Recent studies have shown that small businesses in the UK are collectively owed an enormous £266 billion in late payments from customers and suppliers.
Needless to say, these late payments can become detrimental to the financial health of a small business’ cash flow, at best leading to additional work and stress and at worst putting them out of business.
Of course, no business, large or small, would welcome delayed payments, however it is a sad reality that 62% of invoices in the UK are paid late. This can lead to vicious consequences further down the supply chain such as employees being paid late.

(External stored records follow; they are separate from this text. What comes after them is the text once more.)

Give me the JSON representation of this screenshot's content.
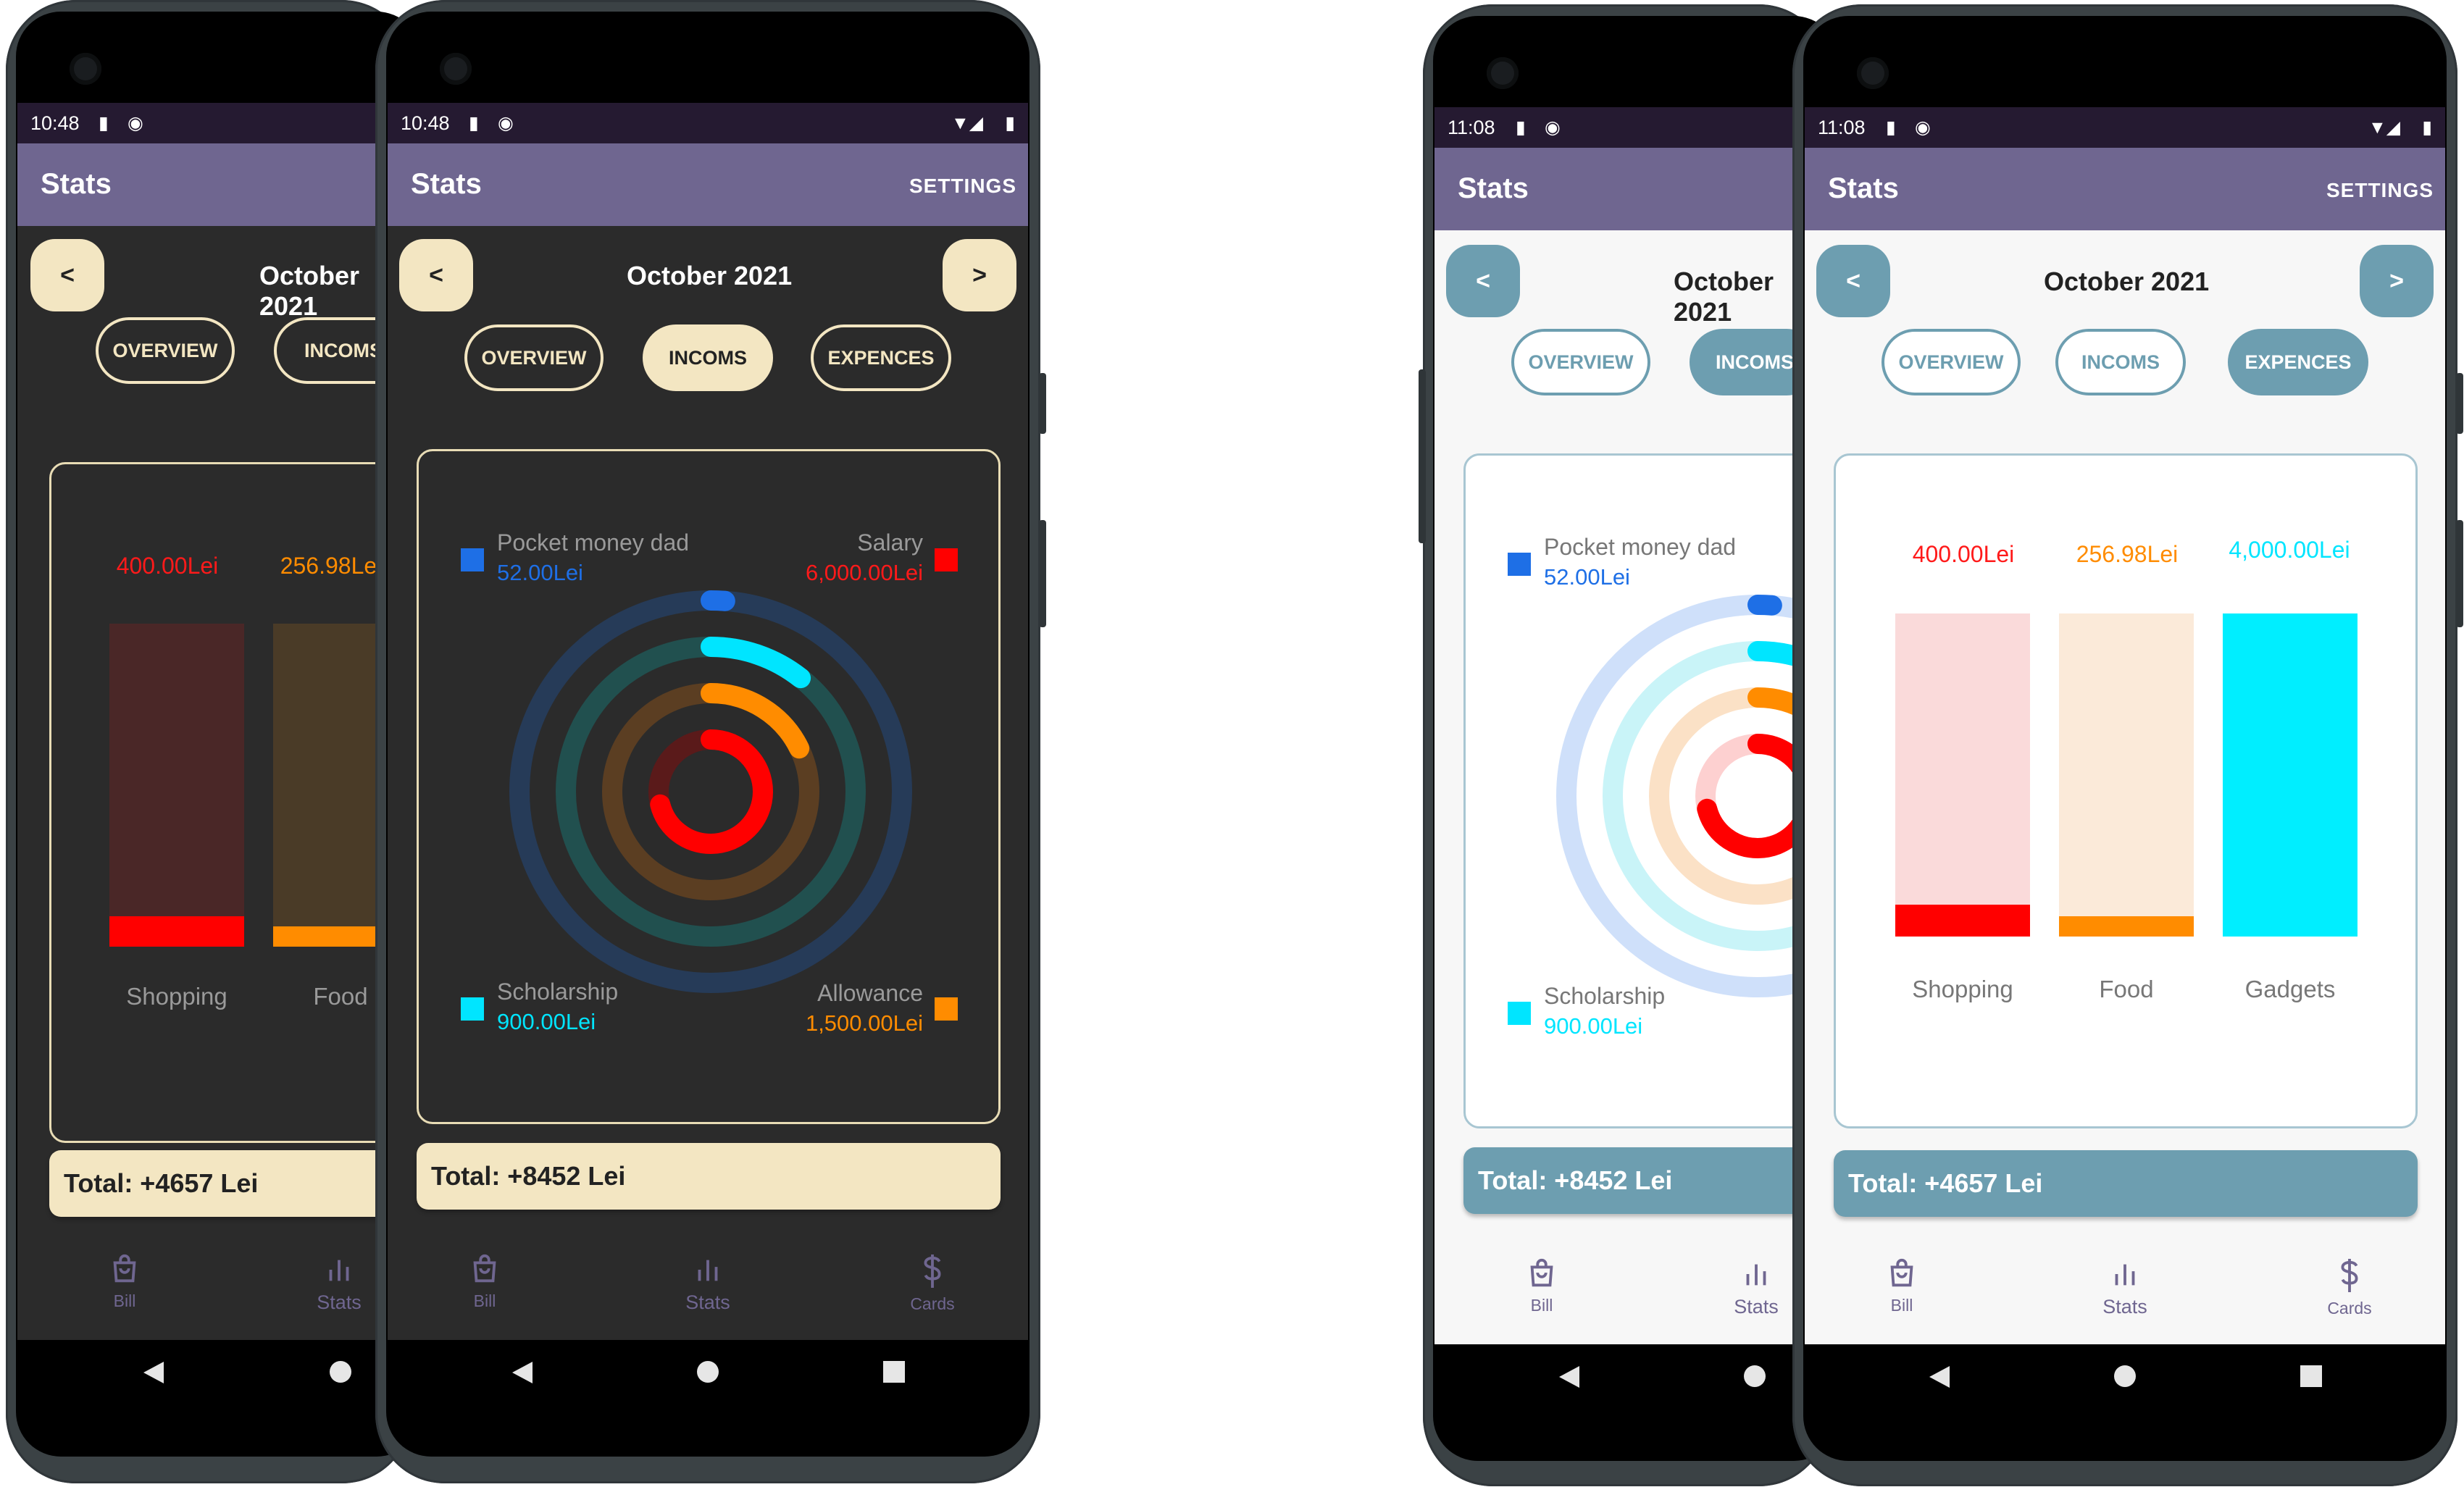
{
  "status_time": {
    "dark": "10:48",
    "light": "11:08"
  },
  "app_title": "Stats",
  "settings_label": "SETTINGS",
  "month": "October 2021",
  "prev_label": "<",
  "next_label": ">",
  "tabs": {
    "overview": "OVERVIEW",
    "incomes": "INCOMS",
    "expenses": "EXPENCES"
  },
  "incomes": {
    "items": [
      {
        "name": "Pocket money dad",
        "value": "52.00Lei",
        "color": "#1e6fe6"
      },
      {
        "name": "Salary",
        "value": "6,000.00Lei",
        "color": "#ff0000"
      },
      {
        "name": "Scholarship",
        "value": "900.00Lei",
        "color": "#00e5ff"
      },
      {
        "name": "Allowance",
        "value": "1,500.00Lei",
        "color": "#ff8c00"
      }
    ],
    "total": "Total:  +8452 Lei"
  },
  "expenses": {
    "items": [
      {
        "name": "Shopping",
        "value": "400.00Lei",
        "color": "#ff0000"
      },
      {
        "name": "Food",
        "value": "256.98Lei",
        "color": "#ff8c00"
      },
      {
        "name": "Gadgets",
        "value": "4,000.00Lei",
        "color": "#00e5ff"
      }
    ],
    "total": "Total:  +4657 Lei"
  },
  "chart_data": [
    {
      "type": "bar",
      "categories": [
        "Shopping",
        "Food",
        "Gadgets"
      ],
      "values": [
        400.0,
        256.98,
        4000.0
      ],
      "title": "",
      "xlabel": "",
      "ylabel": ""
    },
    {
      "type": "pie",
      "categories": [
        "Pocket money dad",
        "Salary",
        "Scholarship",
        "Allowance"
      ],
      "values": [
        52.0,
        6000.0,
        900.0,
        1500.0
      ],
      "title": ""
    }
  ],
  "bottom_nav": {
    "bill": "Bill",
    "stats": "Stats",
    "cards": "Cards"
  },
  "theme": {
    "dark_bg": "#2b2b2b",
    "dark_accent": "#f3e6c2",
    "light_bg": "#f7f7f7",
    "light_accent": "#6d9eb0",
    "appbar": "#6f6690",
    "statusbar": "#251a31"
  },
  "icons": {
    "bill": "shopping-bag-icon",
    "stats": "bar-chart-icon",
    "cards": "dollar-icon",
    "back": "triangle-back-icon",
    "home": "circle-home-icon",
    "recents": "square-recents-icon"
  }
}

With this in mind, here are some tips for how any small business can ease the impact of overdue invoices. Note: a sale can only be called a sale once payment has been received.
Predict with Honesty
One of the most common pitfalls for a small business is failing to plan in advance the money they’ll need in the future. To make accurate predictions regarding cash flow business need to be honest. With the small business environment shrouded in optimism, getting an honest estimate on invoice payments can be more easily said than done.
If your sales are sinking, then you ought to be ready to admit it and act immediately - whether in terms of seeking monetary support externally or ensuring that you’re keeping lines of communication open with suppliers, particularly during tough times. Most businesses are understanding and willing to work with you, but being honest is always the best solution to avoid future issues.

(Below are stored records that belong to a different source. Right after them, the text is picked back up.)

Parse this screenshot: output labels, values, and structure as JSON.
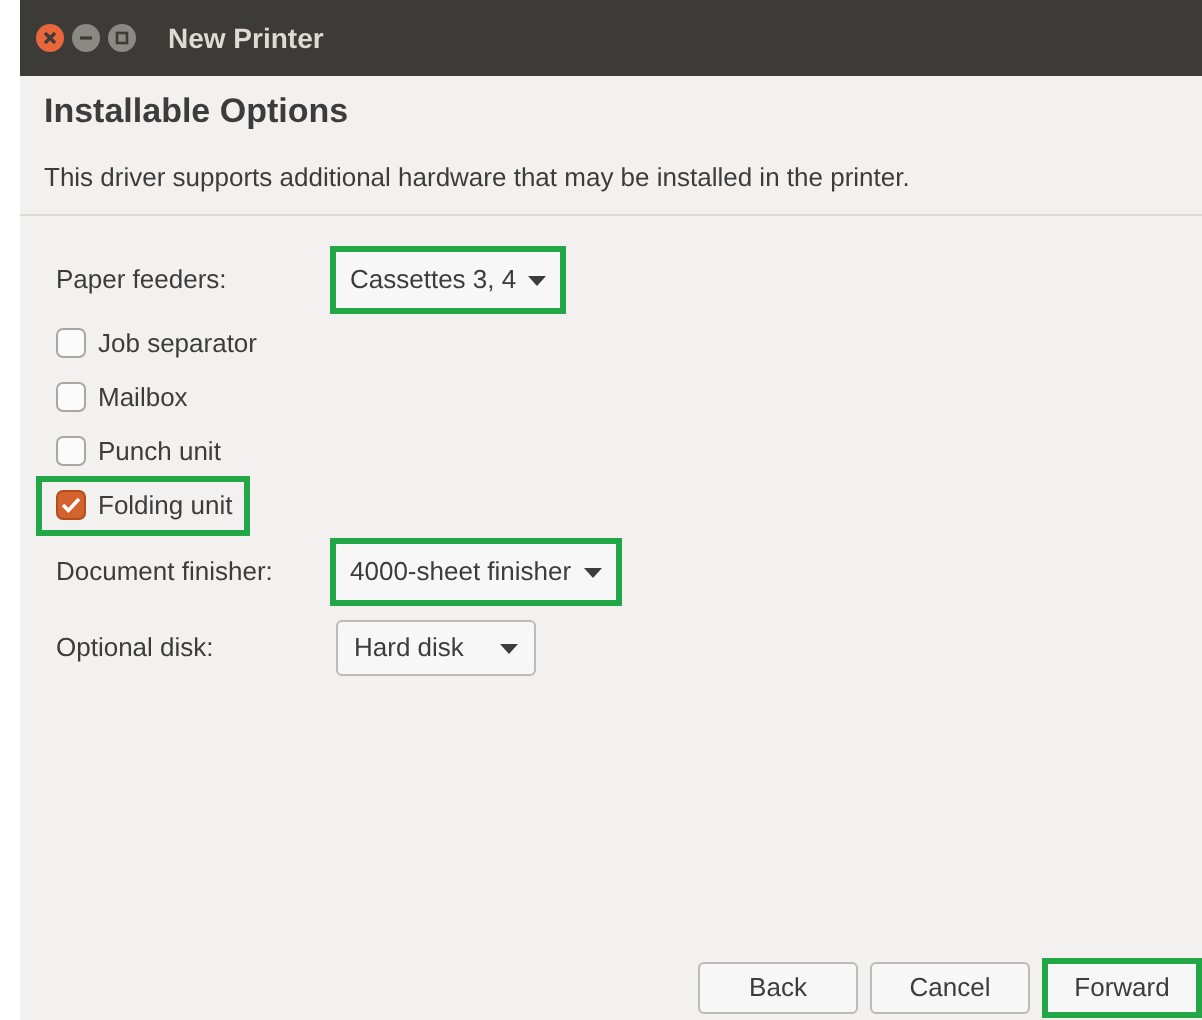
{
  "window": {
    "title": "New Printer"
  },
  "heading": "Installable Options",
  "description": "This driver supports additional hardware that may be installed in the printer.",
  "options": [
    {
      "kind": "dropdown",
      "label": "Paper feeders:",
      "value": "Cassettes 3, 4",
      "highlighted": true
    },
    {
      "kind": "checkbox",
      "label": "Job separator",
      "checked": false,
      "highlighted": false
    },
    {
      "kind": "checkbox",
      "label": "Mailbox",
      "checked": false,
      "highlighted": false
    },
    {
      "kind": "checkbox",
      "label": "Punch unit",
      "checked": false,
      "highlighted": false
    },
    {
      "kind": "checkbox",
      "label": "Folding unit",
      "checked": true,
      "highlighted": true
    },
    {
      "kind": "dropdown",
      "label": "Document finisher:",
      "value": "4000-sheet finisher",
      "highlighted": true
    },
    {
      "kind": "dropdown",
      "label": "Optional disk:",
      "value": "Hard disk",
      "highlighted": false
    }
  ],
  "buttons": [
    {
      "label": "Back",
      "highlighted": false
    },
    {
      "label": "Cancel",
      "highlighted": false
    },
    {
      "label": "Forward",
      "highlighted": true
    }
  ]
}
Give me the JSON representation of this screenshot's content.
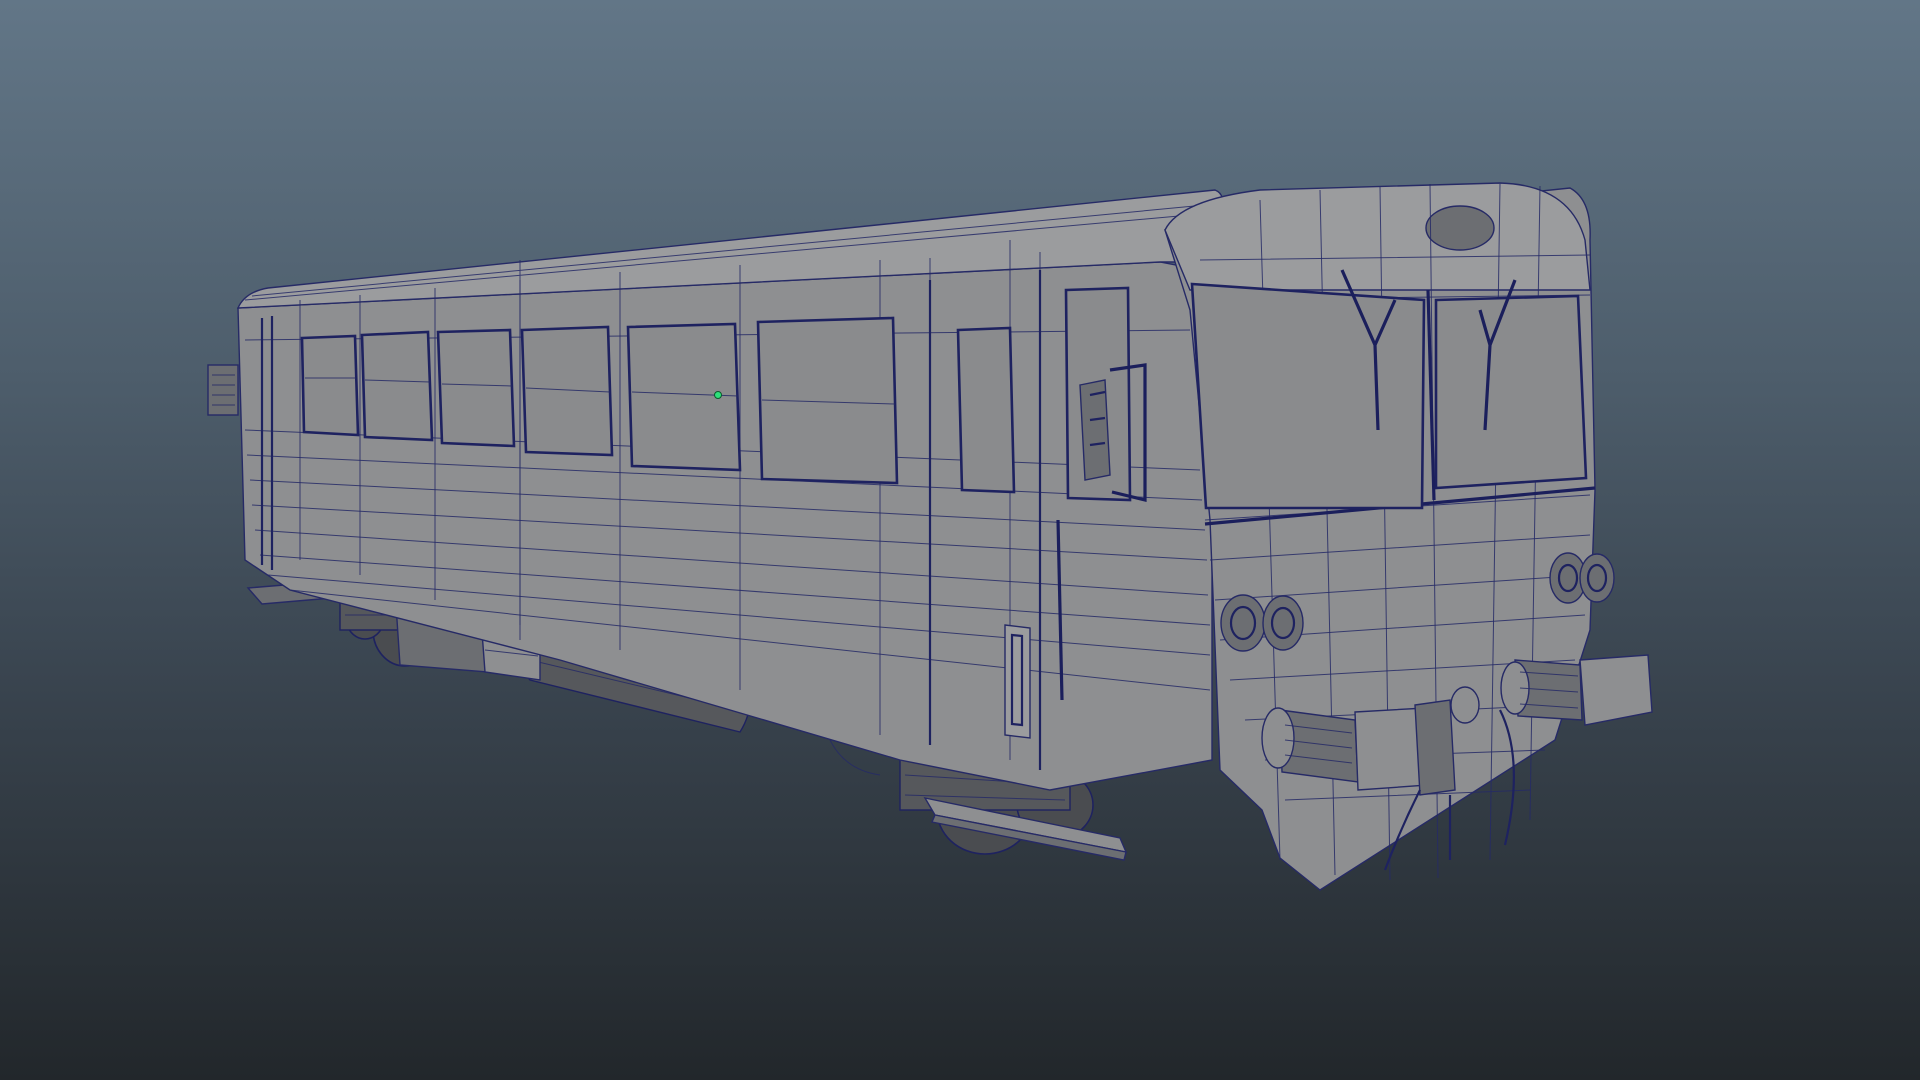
{
  "viewport": {
    "background_top": "#627687",
    "background_bottom": "#22272b",
    "mesh_fill": "#8e8f91",
    "wireframe_color": "#262a66",
    "selection_dot_color": "#2ee07a"
  }
}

Have a Credit Control Process in Place
Your credit control should be in place long before your first sale. Set up to invoice clients correctly and ensure that you’re billing the right entity with the right details.

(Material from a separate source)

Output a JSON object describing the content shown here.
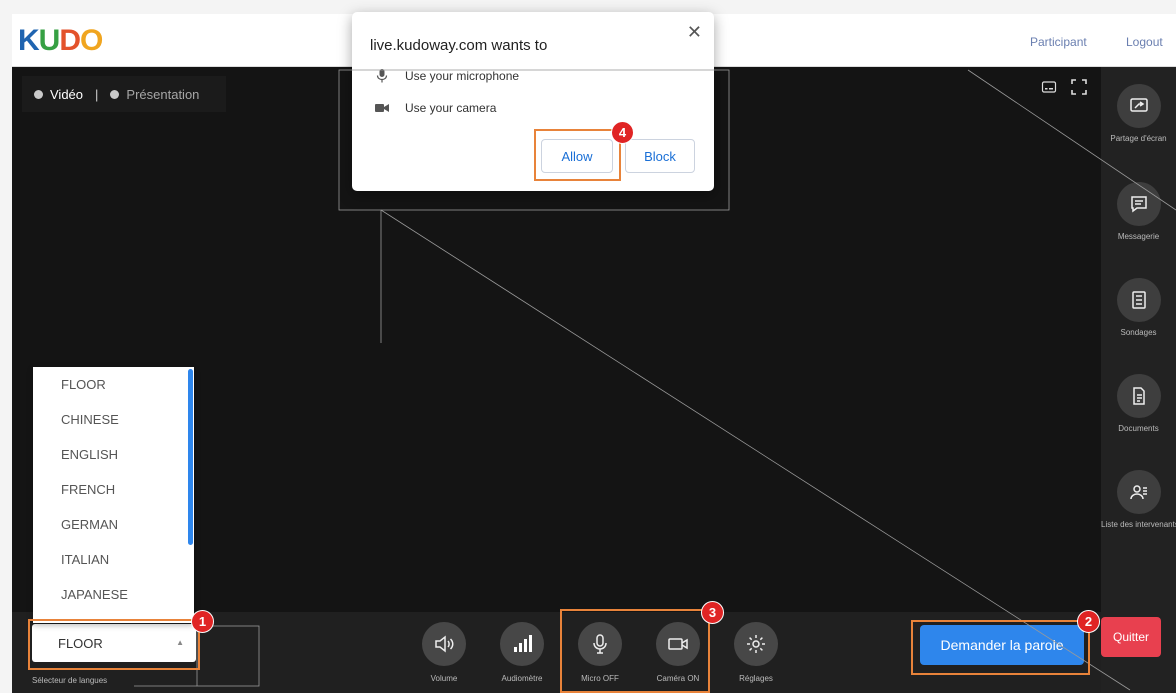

Sustaining a strong, healthy relationship with your clients is a sure fire way to increase the probability that they’ll pay you in a timely manner. Try thanking your clients who always make payments on time - it will definitely be appreciated.
You could take the administrative burden of invoicing off your shoulders by putting in place a direct debit system, though you need to keep in mind that certain clients may not like this approach and adjust accordingly.
After closing a deal, be sure to remain proactive and follow up with your clients until you receive payment. The longer debts go unpaid, the less likely you’re going to see your money.
If you find there’s going to be a payment delay, don’t be afraid to ask “why?” Are there internal issues that could become more efficient? Perhaps, your product or service is faulty? If that’s the case, open a dialogue with your clients or customers to understand the problem and do whatever you can to resolve it as quickly as possible.
If you are using a financial intermediary, be conscious of how many sources you’re borrowing funds from. Paying off loans with interest to several providers may help you out in the short term, but could cause problems in the future. Talk to Nucleus about our services and how we can break the cycle – working with clients to ensure the best results for them.
Whilst all businesses at some point encounter cash flow issues, if you plan ahead, you need not depend on financing in the long term.
Consider Alternative Business Funding (Invoice Finance)
Managing funds through a reputed business finance provider is an excellent way of staying ahead of potential late invoice payments. This won’t only help in maintaining positive cash flow but will also keep your business sustainable during financially tough times. There are plenty of funding options to choose from, but invoice finance is best suited to tackle late payment issues faced by small business.
A common scenario for small businesses is providing customers with longer credit terms than they receive from suppliers. These cash flow issues are then exacerbated when they pay late. This level of financial unsteadiness can leave a business unable to pay staff or suppliers on time, and when this becomes a regular issue, the consequences can be devastating.
If this sounds familiar in your business, you are not alone. In such cases, consider invoice finance options. Your finance provider will pay you a pre-determined portion of the invoice as soon as it is received and the balance will be settled in full once your customer or supplier pays.
No matter the size of your business, financial planning is crucial. Being honest and informed is crucial to taking control of cash flow, as is knowing where to ask for help when you need it.